-5

Let's take this example:

fn hello() -> String {
    String::from("Hello")
}

An equivalent example in C would be to use malloc, write chars into the memory, and to return the pointer. Why does the Rust code work? Why don't I have to write it like this:

fn hello() -> Box<String> {
    Box::from(String::from("Hello"))
}

To create a value inside a function and let that function return it, the value must always be created on the heap and not the stack, that's for sure. Why does Rust use a syntax that indicates on first glance you can return stack variables?

Does Rust automatically wrap all data returned from a function in a Box? Or is there some other Rust magic?

My guess is that it's syntactic sugar to not to be forced to wrap return values in a Box.
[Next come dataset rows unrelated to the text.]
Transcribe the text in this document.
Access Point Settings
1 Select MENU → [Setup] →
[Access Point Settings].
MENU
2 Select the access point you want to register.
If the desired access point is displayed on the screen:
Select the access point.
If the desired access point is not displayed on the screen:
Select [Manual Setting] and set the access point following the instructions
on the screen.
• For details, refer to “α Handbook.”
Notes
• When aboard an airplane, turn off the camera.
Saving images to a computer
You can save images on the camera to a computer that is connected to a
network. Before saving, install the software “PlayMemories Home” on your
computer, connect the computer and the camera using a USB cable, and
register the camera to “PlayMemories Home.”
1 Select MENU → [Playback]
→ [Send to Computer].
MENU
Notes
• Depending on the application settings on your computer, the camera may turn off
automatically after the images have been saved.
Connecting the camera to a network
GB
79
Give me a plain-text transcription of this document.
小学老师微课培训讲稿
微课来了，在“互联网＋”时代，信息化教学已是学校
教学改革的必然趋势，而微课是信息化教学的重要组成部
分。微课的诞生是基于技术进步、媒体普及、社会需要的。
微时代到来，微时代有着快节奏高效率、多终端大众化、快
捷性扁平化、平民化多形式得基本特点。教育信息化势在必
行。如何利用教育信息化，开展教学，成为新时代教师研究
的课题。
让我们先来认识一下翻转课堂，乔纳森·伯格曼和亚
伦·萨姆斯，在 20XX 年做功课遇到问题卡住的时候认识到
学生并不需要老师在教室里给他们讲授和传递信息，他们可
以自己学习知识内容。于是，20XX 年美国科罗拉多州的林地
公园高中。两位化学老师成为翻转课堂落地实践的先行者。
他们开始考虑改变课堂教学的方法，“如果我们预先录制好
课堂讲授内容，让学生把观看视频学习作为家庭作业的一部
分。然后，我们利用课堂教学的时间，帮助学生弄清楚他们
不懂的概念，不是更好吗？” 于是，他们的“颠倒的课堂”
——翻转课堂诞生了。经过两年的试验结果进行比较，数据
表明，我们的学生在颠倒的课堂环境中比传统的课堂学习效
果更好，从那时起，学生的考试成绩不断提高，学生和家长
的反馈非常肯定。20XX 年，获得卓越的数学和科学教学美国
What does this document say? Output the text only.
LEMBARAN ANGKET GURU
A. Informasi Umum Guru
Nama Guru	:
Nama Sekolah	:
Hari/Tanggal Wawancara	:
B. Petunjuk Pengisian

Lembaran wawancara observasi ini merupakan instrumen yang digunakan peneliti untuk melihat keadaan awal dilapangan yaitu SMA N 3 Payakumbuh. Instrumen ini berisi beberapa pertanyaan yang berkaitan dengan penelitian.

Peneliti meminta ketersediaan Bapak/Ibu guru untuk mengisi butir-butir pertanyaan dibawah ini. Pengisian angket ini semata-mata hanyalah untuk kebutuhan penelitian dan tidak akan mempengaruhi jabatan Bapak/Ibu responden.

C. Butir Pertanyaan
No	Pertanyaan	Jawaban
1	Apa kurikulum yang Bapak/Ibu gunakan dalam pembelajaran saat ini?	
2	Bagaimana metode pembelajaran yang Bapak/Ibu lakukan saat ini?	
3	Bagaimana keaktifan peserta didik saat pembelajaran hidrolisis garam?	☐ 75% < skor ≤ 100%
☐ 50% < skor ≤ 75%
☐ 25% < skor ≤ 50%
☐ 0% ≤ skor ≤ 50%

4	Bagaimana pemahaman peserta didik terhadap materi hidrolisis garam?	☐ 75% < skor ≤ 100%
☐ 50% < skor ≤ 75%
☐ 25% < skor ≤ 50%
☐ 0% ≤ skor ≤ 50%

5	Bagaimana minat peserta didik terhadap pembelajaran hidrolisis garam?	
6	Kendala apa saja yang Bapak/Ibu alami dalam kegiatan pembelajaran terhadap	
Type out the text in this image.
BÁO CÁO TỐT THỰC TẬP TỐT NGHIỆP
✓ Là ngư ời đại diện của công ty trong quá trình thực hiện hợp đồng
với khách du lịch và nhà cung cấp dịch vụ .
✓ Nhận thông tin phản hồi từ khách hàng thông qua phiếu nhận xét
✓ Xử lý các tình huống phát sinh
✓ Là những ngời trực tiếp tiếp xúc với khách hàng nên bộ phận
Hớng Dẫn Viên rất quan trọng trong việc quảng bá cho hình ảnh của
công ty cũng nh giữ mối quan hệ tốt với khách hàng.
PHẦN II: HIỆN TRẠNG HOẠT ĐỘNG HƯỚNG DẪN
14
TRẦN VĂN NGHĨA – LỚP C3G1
My question is not limited to strings; it's about returning structures from functions in general. I know that the underlying vector stores its data on the heap. This question is only about the metadata of the struct (i.e. pointers to the data on the heap) and how they are returned (in compiler output) when the function returns.

Shepmaster
  • 388,571
  • 95
  • 1,107
  • 1,366
phip1611
  • 5,460
  • 4
  • 30
  • 57
  • just reading the doc, https://doc.rust-lang.org/std/string/struct.String.html#representation – Stargateur Feb 09 '20 at 12:39
  • My question was not just about strings. It was about returning structures from functions in general. I edited the question. – phip1611 Feb 09 '20 at 12:43
  • just read the doc, https://doc.rust-lang.org/stable/book/ch04-01-what-is-ownership.html?highlight=move#return-values-and-scope – Stargateur Feb 09 '20 at 12:45
  • My problem was in understanding how can a rust function after it's compiled to assembly return a value/a struct. As far as I know x86 calling convention says return values are stored in EAX register. Therefore return values from functions can only be 64 bit (on 64 bit processor). Therefore I was confused what is actually returned when a struct is returned because it has to be on the heap and therefore only a pointer to the heap can be returned... That's why I thought of Box<>.. Hope this clarifies it a bit better why I was confused.. :) – phip1611 Feb 09 '20 at 12:50
  • 5
    you can return structure in C [too](https://stackoverflow.com/questions/9653072/return-a-struct-from-a-function-in-c). How to do it is the compiler job, there not really a "x86 calling convention" x86 is an assembly language, you can do various thing in it, and if you want don't use EAX register as classic return value. You can reserve a stack place, use more then one register, use a bigger register, do whatever is allowed in this system. – Stargateur Feb 09 '20 at 12:53

3 Answers3

5

No.

Rust doesn't hide anything from you at all.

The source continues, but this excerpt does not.